Cour de justice de l’Union européenne, le 28 janvier 2016, n°C-375/14

La Cour de justice de l’Union européenne, par un arrêt du 28 janvier 2016, précise l’étendue des libertés de circulation dans le secteur des jeux. Ce litige s’inscrit dans le cadre d’une réforme législative visant à réorganiser le système des concessions pour la collecte des paris sportifs en Italie. Une gérante de centre de transmission de données faisait l’objet de poursuites pénales pour avoir exercé une activité de collecte sans autorisation étatique préalable. La réglementation nationale imposait aux nouveaux attributaires de céder gratuitement l’usage de leurs infrastructures à l’administration à l’issue de la période de concession. Le Tribunale di Frosinone, par une décision du 9 juillet 2014, a interrogé la juridiction luxembourgeoise sur la validité de cette contrainte patrimoniale. La question portait sur l’existence d’une restriction injustifiée aux articles 49 et 56 du Traité sur le fonctionnement de l’Union européenne. La Cour juge qu’une telle disposition est contraire au droit de l’Union si elle outrepasse les nécessités de l’objectif d’intérêt général invoqué. L’analyse du juge européen s’attache d’abord à caractériser l’existence d’une entrave aux libertés fondamentales avant d’en vérifier la proportionnalité au regard des buts poursuivis.
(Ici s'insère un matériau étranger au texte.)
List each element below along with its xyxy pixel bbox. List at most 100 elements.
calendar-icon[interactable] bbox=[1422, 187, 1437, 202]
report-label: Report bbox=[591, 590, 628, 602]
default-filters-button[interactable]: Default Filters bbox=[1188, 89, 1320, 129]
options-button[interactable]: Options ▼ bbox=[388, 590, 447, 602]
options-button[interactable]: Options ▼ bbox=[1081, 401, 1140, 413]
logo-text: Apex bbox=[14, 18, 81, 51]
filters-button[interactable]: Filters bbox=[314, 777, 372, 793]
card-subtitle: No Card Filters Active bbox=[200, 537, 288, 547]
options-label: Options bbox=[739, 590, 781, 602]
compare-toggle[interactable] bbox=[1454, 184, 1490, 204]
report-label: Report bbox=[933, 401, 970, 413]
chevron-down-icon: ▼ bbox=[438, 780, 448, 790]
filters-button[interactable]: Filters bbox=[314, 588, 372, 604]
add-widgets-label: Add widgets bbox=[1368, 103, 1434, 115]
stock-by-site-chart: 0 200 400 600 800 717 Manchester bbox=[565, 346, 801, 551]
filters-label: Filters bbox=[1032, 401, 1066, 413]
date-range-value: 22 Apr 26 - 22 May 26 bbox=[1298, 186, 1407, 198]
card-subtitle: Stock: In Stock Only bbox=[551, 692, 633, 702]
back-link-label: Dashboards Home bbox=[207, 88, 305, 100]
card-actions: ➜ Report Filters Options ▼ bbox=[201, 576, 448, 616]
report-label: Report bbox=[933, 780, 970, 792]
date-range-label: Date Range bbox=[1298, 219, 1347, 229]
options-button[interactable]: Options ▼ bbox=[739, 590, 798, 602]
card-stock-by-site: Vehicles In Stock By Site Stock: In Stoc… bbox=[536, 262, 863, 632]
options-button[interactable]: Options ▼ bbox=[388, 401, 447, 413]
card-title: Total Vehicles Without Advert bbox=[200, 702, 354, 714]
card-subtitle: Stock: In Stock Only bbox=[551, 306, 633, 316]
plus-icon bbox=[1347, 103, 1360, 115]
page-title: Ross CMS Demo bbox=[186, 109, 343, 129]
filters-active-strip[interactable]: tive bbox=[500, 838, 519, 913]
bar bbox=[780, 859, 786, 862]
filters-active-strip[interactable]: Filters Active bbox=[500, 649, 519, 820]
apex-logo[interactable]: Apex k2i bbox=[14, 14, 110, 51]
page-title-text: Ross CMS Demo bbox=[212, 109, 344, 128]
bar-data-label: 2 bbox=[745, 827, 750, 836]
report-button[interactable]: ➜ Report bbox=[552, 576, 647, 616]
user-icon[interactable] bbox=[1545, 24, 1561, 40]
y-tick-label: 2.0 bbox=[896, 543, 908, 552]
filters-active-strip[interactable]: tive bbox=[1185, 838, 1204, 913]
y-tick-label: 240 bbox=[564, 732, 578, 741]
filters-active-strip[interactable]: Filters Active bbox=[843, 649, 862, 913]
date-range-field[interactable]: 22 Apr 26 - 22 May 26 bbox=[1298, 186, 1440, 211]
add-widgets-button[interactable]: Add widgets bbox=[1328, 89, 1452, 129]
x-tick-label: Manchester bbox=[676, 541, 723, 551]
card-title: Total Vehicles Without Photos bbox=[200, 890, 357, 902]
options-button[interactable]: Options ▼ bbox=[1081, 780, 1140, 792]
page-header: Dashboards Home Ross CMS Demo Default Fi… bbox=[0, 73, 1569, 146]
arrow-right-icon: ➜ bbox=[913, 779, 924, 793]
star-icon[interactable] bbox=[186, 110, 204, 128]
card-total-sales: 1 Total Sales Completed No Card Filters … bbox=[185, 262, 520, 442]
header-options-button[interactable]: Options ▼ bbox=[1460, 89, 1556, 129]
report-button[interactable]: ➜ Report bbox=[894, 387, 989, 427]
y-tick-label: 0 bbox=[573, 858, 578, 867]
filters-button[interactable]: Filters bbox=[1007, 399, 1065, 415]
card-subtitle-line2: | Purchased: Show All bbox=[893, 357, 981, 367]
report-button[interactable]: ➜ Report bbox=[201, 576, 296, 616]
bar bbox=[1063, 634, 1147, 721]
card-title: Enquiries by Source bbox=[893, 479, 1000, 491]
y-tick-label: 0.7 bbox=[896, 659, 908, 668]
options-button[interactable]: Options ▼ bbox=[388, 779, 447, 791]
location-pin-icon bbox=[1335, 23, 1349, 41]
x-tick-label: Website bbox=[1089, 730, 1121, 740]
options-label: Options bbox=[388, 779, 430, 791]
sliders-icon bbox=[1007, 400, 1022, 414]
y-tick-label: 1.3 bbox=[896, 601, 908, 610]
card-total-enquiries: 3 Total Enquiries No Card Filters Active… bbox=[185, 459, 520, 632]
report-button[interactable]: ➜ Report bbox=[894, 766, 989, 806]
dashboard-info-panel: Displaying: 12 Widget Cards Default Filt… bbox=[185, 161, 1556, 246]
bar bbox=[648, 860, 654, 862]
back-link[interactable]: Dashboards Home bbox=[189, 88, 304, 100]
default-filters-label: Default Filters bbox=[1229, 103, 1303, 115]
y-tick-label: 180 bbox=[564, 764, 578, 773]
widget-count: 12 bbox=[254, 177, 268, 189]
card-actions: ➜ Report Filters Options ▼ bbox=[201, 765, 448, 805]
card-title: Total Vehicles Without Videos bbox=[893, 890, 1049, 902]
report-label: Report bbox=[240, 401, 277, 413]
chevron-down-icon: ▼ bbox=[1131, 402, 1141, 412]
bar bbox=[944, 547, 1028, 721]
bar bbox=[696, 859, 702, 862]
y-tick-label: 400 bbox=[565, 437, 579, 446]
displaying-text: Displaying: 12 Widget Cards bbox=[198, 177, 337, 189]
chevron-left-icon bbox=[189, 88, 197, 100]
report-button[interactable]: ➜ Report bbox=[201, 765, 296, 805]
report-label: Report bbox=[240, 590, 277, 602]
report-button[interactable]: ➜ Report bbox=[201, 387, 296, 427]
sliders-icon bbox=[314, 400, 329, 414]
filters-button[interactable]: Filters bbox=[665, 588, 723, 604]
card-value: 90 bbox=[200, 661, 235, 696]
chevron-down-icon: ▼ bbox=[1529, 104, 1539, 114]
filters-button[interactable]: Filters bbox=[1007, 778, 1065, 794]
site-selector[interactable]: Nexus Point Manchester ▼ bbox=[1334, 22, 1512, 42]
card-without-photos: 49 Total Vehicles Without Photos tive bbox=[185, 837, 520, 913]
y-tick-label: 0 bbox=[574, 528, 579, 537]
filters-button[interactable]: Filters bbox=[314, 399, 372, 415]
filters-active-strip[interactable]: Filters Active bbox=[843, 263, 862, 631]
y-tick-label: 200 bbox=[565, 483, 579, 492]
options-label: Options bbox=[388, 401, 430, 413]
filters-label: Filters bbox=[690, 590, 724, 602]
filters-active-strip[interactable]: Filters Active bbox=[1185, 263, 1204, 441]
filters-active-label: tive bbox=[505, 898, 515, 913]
I. La caractérisation d’une entrave aux libertés de circulation

A. L’identification d’une mesure dissuasive pour les opérateurs

La Cour rappelle que toute mesure gênant ou rendant moins attrayant l’exercice des libertés garanties constitue une restriction prohibée par les traités européens. En l’espèce, l’obligation de transfert non rémunéré des actifs constitue une charge économique de nature à décourager les candidats potentiels à la concession. Le juge souligne ainsi que « le risque pour une entreprise de devoir céder, sans contrepartie financière, l’usage de biens en sa possession est susceptible de l’empêcher de rentabiliser son investissement ». Cette spoliation potentielle affecte directement l’attractivité du marché national pour les opérateurs établis dans d’autres États membres de l’Union européenne. L’existence d’une entrave à la liberté d’établissement et à la libre prestation de services est donc formellement constatée par les juges luxembourgeois. Cette qualification de restriction constitue le préalable indispensable à l’examen des motifs susceptibles de justifier une telle atteinte aux principes du marché intérieur.

B. La recevabilité d’un objectif de lutte contre la criminalité

L’État peut toutefois justifier une telle entrave par des raisons impérieuses d’intérêt général, sous réserve que la mesure soit appliquée sans aucune discrimination. Parmi ces motifs, la lutte contre la criminalité liée aux jeux de hasard demeure un objectif légitime reconnu par la jurisprudence constante de la Cour. La continuité de l’activité légale de collecte de paris vise alors à endiguer le développement d’une offre illicite parallèle sur le territoire. Cette volonté de protéger l’ordre public et les consommateurs justifie en théorie le recours à des mesures restrictives de la part des autorités nationales. La Cour admet que la cession des infrastructures puisse répondre à ce besoin impérieux en garantissant le fonctionnement ininterrompu du réseau de collecte. Toutefois, la légitimité du but poursuivi ne dispense pas l’État d’un contrôle rigoureux de la nécessité et de la mesure de son intervention.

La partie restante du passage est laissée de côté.